Arriving in Albuquerque, New Mexico Territory, in 1898, Mrs. Tabytha Watson began the organization of a Baptist church with prayer meetings which included her two children, in her home. By the following year the church was named Mt. Olive Baptist and members raised $135 to purchase a lot at 510 Lead Avenue. A small white frame hall was built at the back of the lot for church services. In 1901 Rev. John B. Bell from Phoenix, Arizona Territory, was called as the pastor. Baptismal services were first performed in the Rio Grande River until a baptismal pool was built in the church. A new brick building was finished by 1909, including a pump organ which was donated for musical praise in services.

The black population of the Albuquerque area has always been small. In 1900 the total city population was 6,230 with only 226 African Americans.  Most of them were farmer workers, domestic servants, and ex-soldiers, mostly from the South, looking for better opportunities in the Southwest.  
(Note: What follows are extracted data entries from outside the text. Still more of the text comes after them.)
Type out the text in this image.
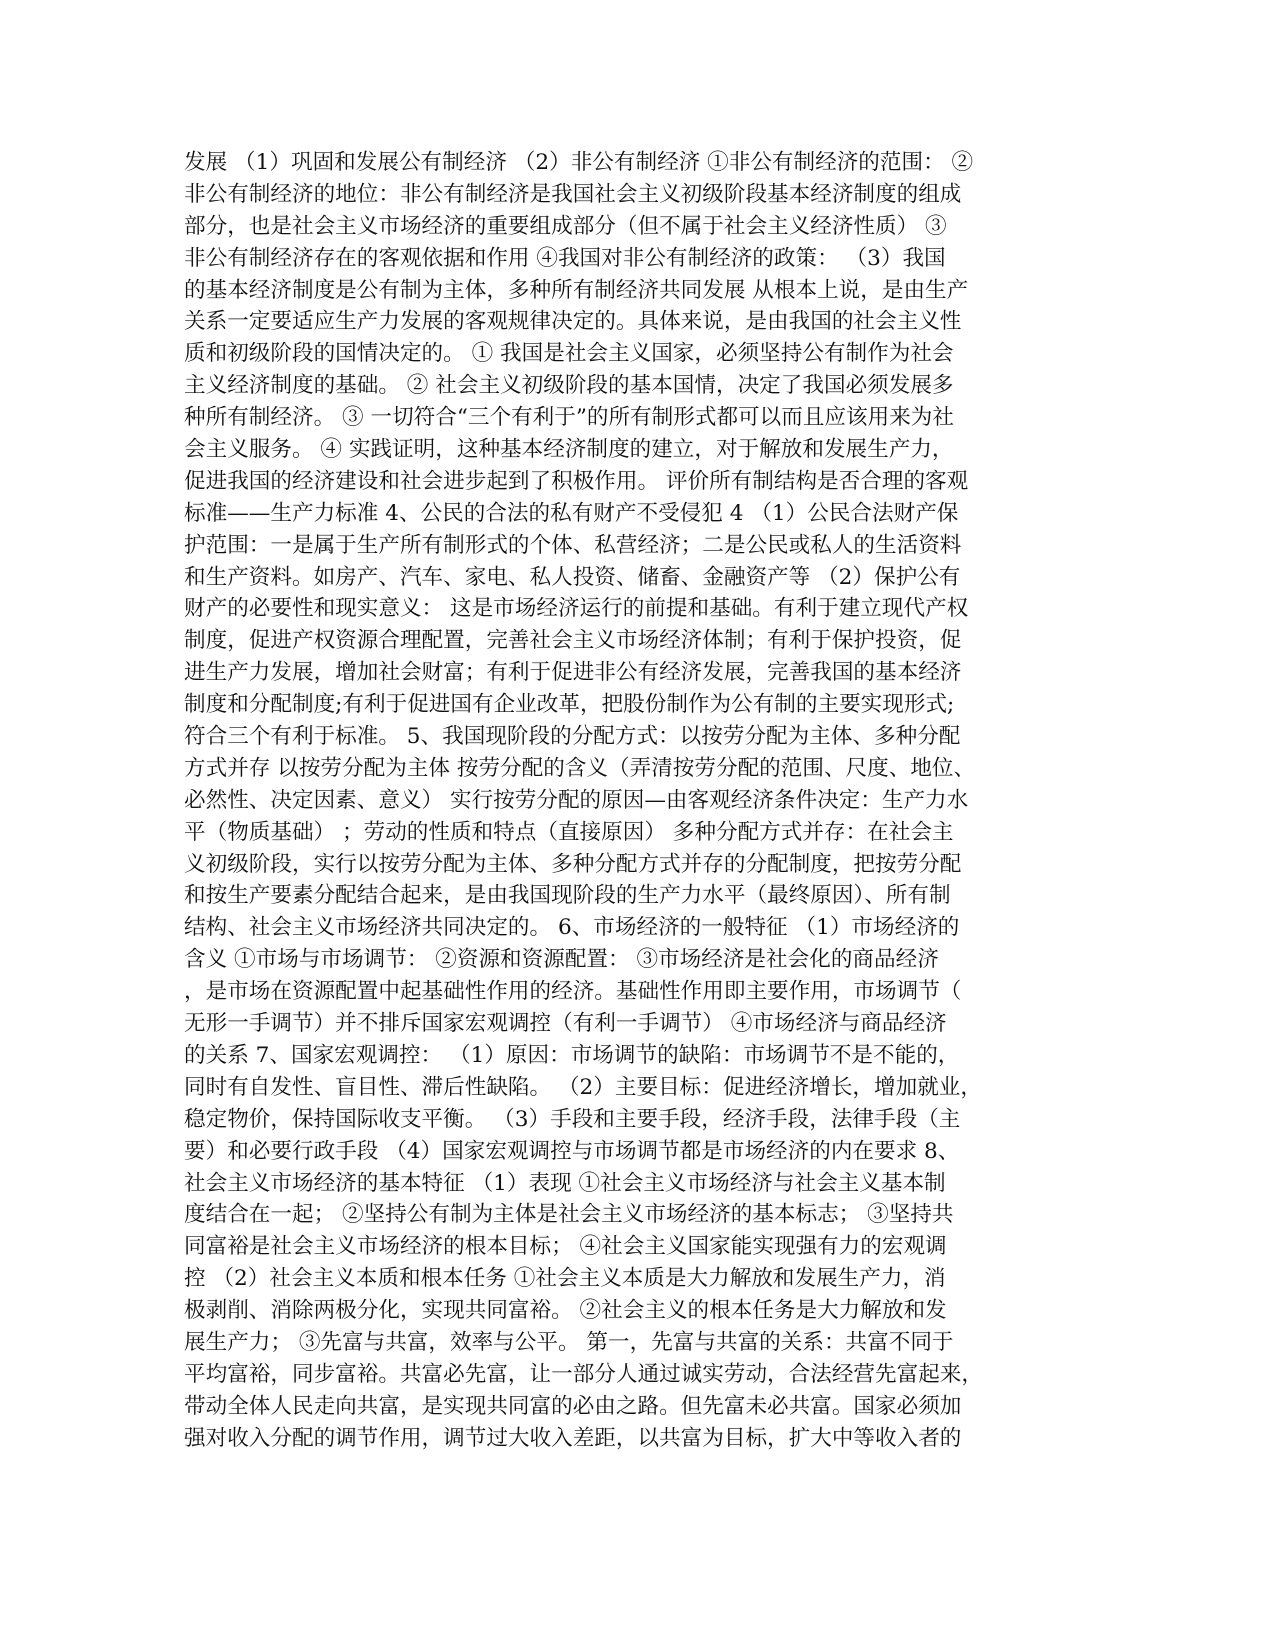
发展 （1）巩固和发展公有制经济 （2）非公有制经济 ①非公有制经济的范围： ②
非公有制经济的地位：非公有制经济是我国社会主义初级阶段基本经济制度的组成
部分，也是社会主义市场经济的重要组成部分（但不属于社会主义经济性质） ③
非公有制经济存在的客观依据和作用 ④我国对非公有制经济的政策： （3）我国
的基本经济制度是公有制为主体，多种所有制经济共同发展 从根本上说，是由生产
关系一定要适应生产力发展的客观规律决定的。具体来说，是由我国的社会主义性
质和初级阶段的国情决定的。 ① 我国是社会主义国家，必须坚持公有制作为社会
主义经济制度的基础。 ② 社会主义初级阶段的基本国情，决定了我国必须发展多
种所有制经济。 ③ 一切符合“三个有利于”的所有制形式都可以而且应该用来为社
会主义服务。 ④ 实践证明，这种基本经济制度的建立，对于解放和发展生产力，
促进我国的经济建设和社会进步起到了积极作用。 评价所有制结构是否合理的客观
标准——生产力标准 4、公民的合法的私有财产不受侵犯 4 （1）公民合法财产保
护范围：一是属于生产所有制形式的个体、私营经济；二是公民或私人的生活资料
和生产资料。如房产、汽车、家电、私人投资、储畜、金融资产等 （2）保护公有
财产的必要性和现实意义： 这是市场经济运行的前提和基础。有利于建立现代产权
制度，促进产权资源合理配置，完善社会主义市场经济体制；有利于保护投资，促
进生产力发展，增加社会财富；有利于促进非公有经济发展，完善我国的基本经济
制度和分配制度;有利于促进国有企业改革，把股份制作为公有制的主要实现形式;
符合三个有利于标准。 5、我国现阶段的分配方式：以按劳分配为主体、多种分配
方式并存 以按劳分配为主体 按劳分配的含义（弄清按劳分配的范围、尺度、地位、
必然性、决定因素、意义） 实行按劳分配的原因—由客观经济条件决定：生产力水
平（物质基础） ；劳动的性质和特点（直接原因） 多种分配方式并存：在社会主
义初级阶段，实行以按劳分配为主体、多种分配方式并存的分配制度，把按劳分配
和按生产要素分配结合起来，是由我国现阶段的生产力水平（最终原因）、所有制
结构、社会主义市场经济共同决定的。 6、市场经济的一般特征 （1）市场经济的
含义 ①市场与市场调节： ②资源和资源配置： ③市场经济是社会化的商品经济
，是市场在资源配置中起基础性作用的经济。基础性作用即主要作用，市场调节（
无形一手调节）并不排斥国家宏观调控（有利一手调节） ④市场经济与商品经济
的关系 7、国家宏观调控： （1）原因：市场调节的缺陷：市场调节不是不能的，
同时有自发性、盲目性、滞后性缺陷。 （2）主要目标：促进经济增长，增加就业，
稳定物价，保持国际收支平衡。 （3）手段和主要手段，经济手段，法律手段（主
要）和必要行政手段 （4）国家宏观调控与市场调节都是市场经济的内在要求 8、
社会主义市场经济的基本特征 （1）表现 ①社会主义市场经济与社会主义基本制
度结合在一起； ②坚持公有制为主体是社会主义市场经济的基本标志； ③坚持共
同富裕是社会主义市场经济的根本目标； ④社会主义国家能实现强有力的宏观调
控 （2）社会主义本质和根本任务 ①社会主义本质是大力解放和发展生产力，消
极剥削、消除两极分化，实现共同富裕。 ②社会主义的根本任务是大力解放和发
展生产力； ③先富与共富，效率与公平。 第一，先富与共富的关系：共富不同于
平均富裕，同步富裕。共富必先富，让一部分人通过诚实劳动，合法经营先富起来，
带动全体人民走向共富，是实现共同富的必由之路。但先富未必共富。国家必须加
强对收入分配的调节作用，调节过大收入差距，以共富为目标，扩大中等收入者的
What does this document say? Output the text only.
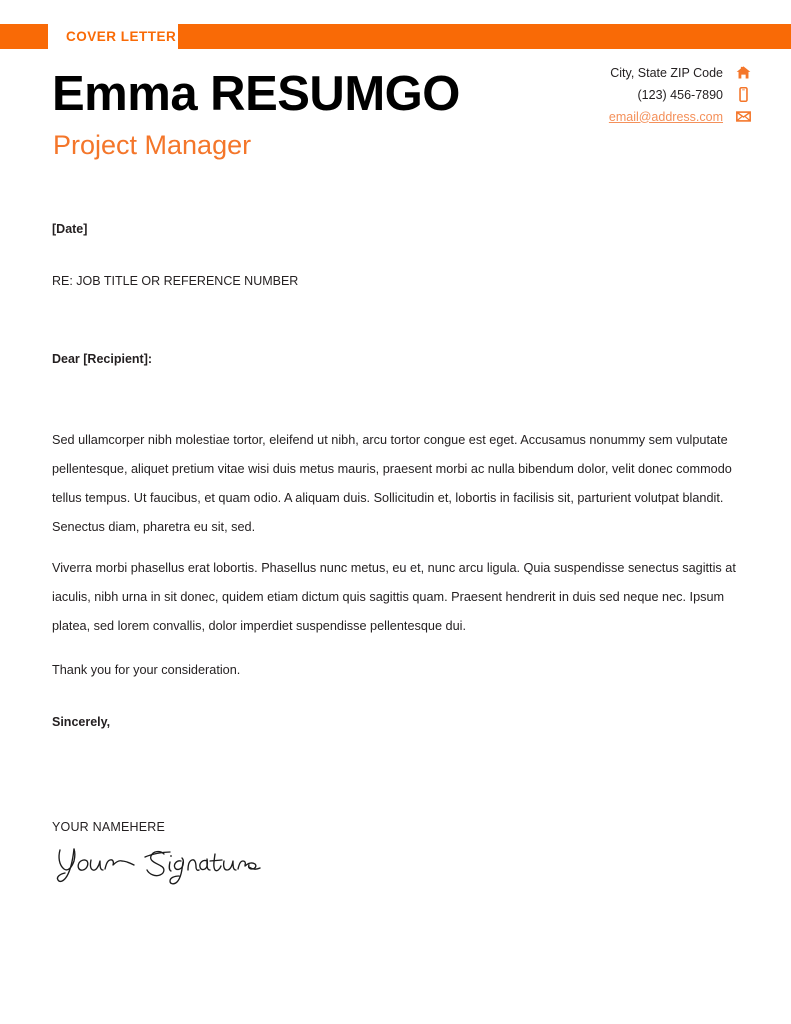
COVER LETTER
Emma RESUMGO
Project Manager
City, State ZIP Code
(123) 456-7890
email@address.com
[Date]
RE: JOB TITLE OR REFERENCE NUMBER
Dear [Recipient]:
Sed ullamcorper nibh molestiae tortor, eleifend ut nibh, arcu tortor congue est eget. Accusamus nonummy sem vulputate pellentesque, aliquet pretium vitae wisi duis metus mauris, praesent morbi ac nulla bibendum dolor, velit donec commodo tellus tempus. Ut faucibus, et quam odio. A aliquam duis. Sollicitudin et, lobortis in facilisis sit, parturient volutpat blandit. Senectus diam, pharetra eu sit, sed.
Viverra morbi phasellus erat lobortis. Phasellus nunc metus, eu et, nunc arcu ligula. Quia suspendisse senectus sagittis at iaculis, nibh urna in sit donec, quidem etiam dictum quis sagittis quam. Praesent hendrerit in duis sed neque nec. Ipsum platea, sed lorem convallis, dolor imperdiet suspendisse pellentesque dui.
Thank you for your consideration.
Sincerely,
YOUR NAMEHERE
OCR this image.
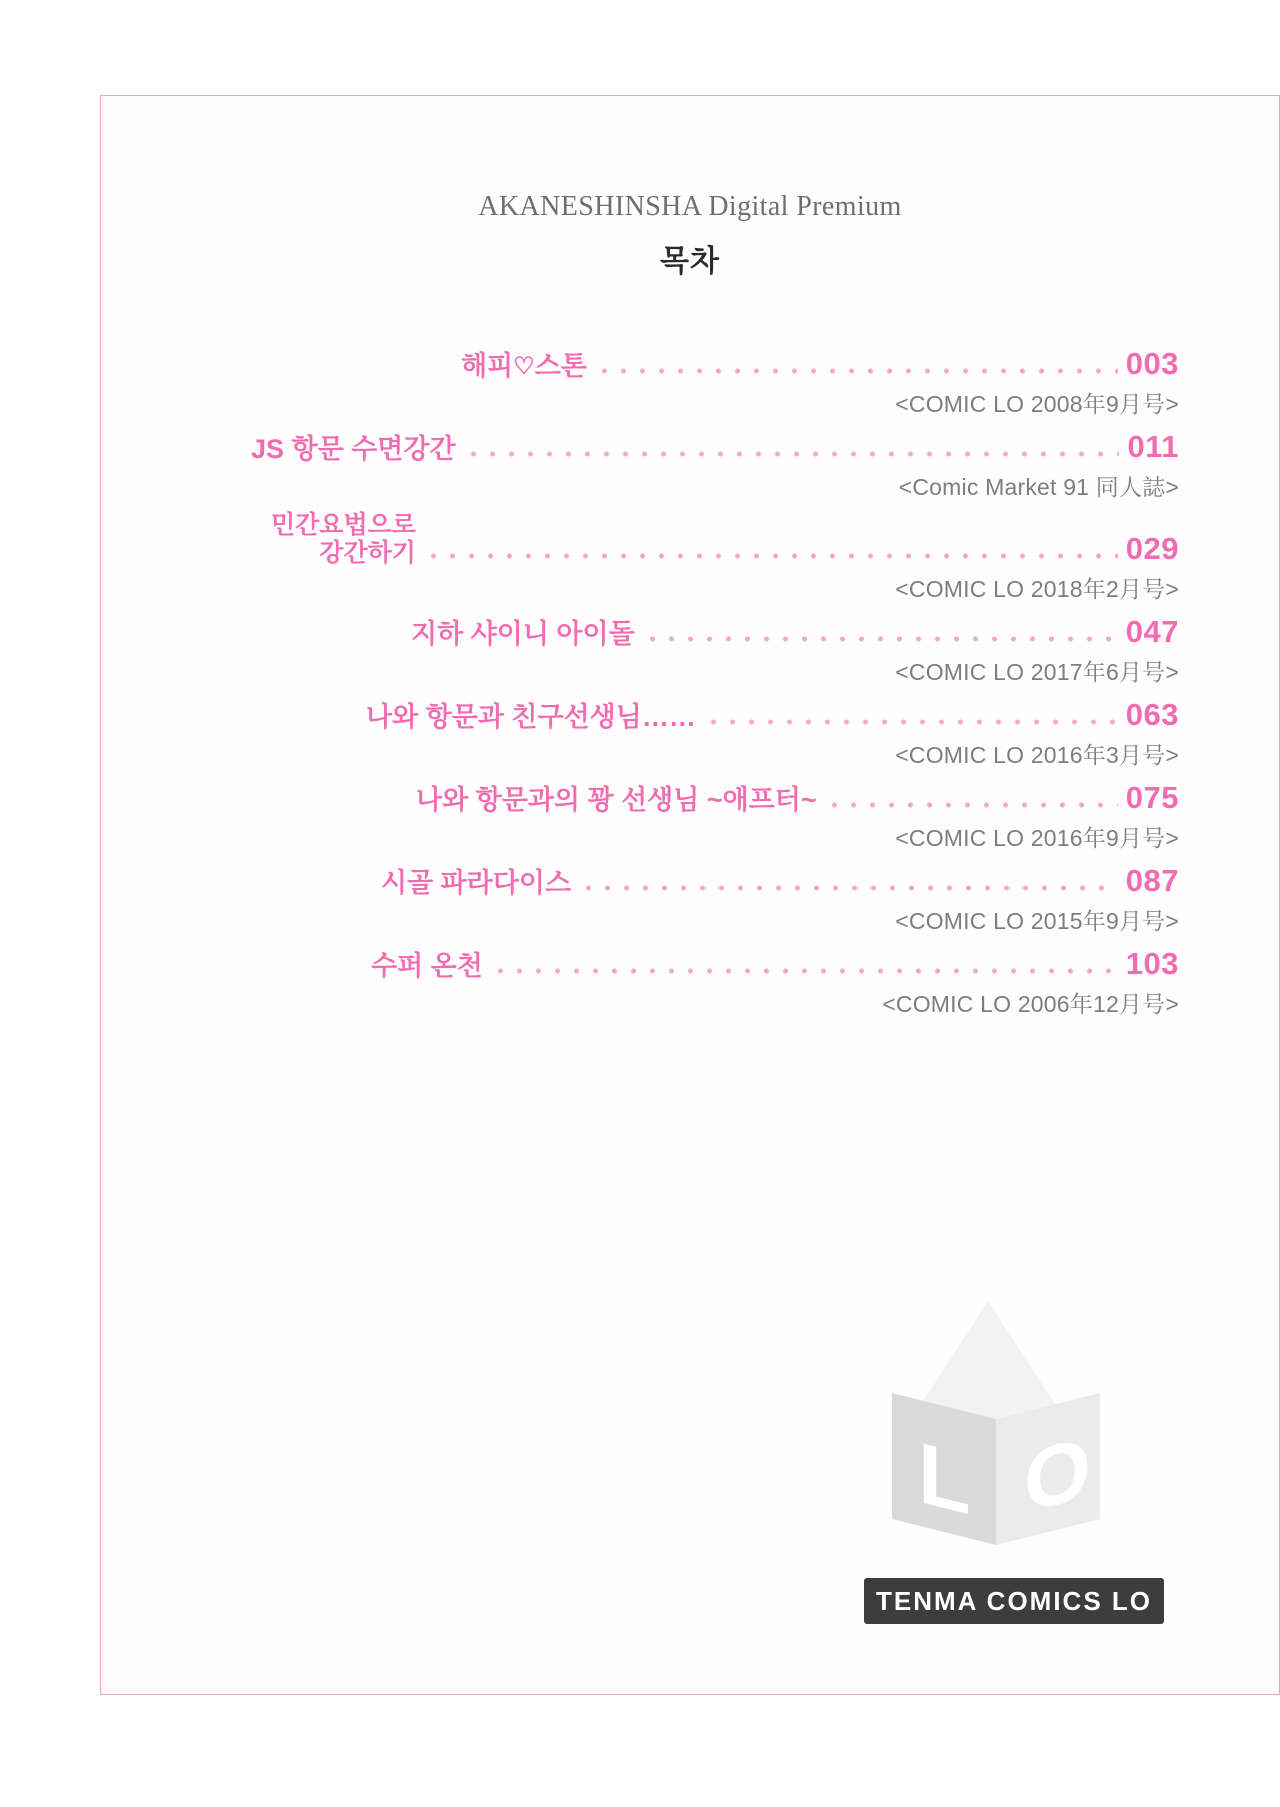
AKANESHINSHA Digital Premium
목차
해피♡스톤	003
<COMIC LO 2008年9月号>
JS 항문 수면강간	011
<Comic Market 91 同人誌>
민간요법으로
강간하기	029
<COMIC LO 2018年2月号>
지하 샤이니 아이돌	047
<COMIC LO 2017年6月号>
나와 항문과 친구선생님……	063
<COMIC LO 2016年3月号>
나와 항문과의 꽝 선생님 ~애프터~	075
<COMIC LO 2016年9月号>
시골 파라다이스	087
<COMIC LO 2015年9月号>
수퍼 온천	103
<COMIC LO 2006年12月号>
L O
TENMA COMICS LO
By 1934 the church had purchased adjacent properties and built a parsonage.  The church building now had Sunday School rooms as well as dining and kitchen facilities. Early members remembered the Church’s historic Fourth of July celebrations marked by transportation to nearby parks provided by stagecoach. Despite their differing denominations, Grant Chapel AME Church in Albuquerque and Mt. Olive Baptist often shared the sponsorship of social events over the years.

Mt. Olive served the growing black community of Albuquerque over the next century.  By 2000 there were 13,854 blacks out of a total population of 448,607.  Church members experienced the early years of segregated schools and limited business and higher educational opportunities.  They also survived to see far more racial integration and social progress for local blacks.  Today Mt. Olive annually celebrates special activities on Martin Luther King Day and projects centering on February’s African American History Month.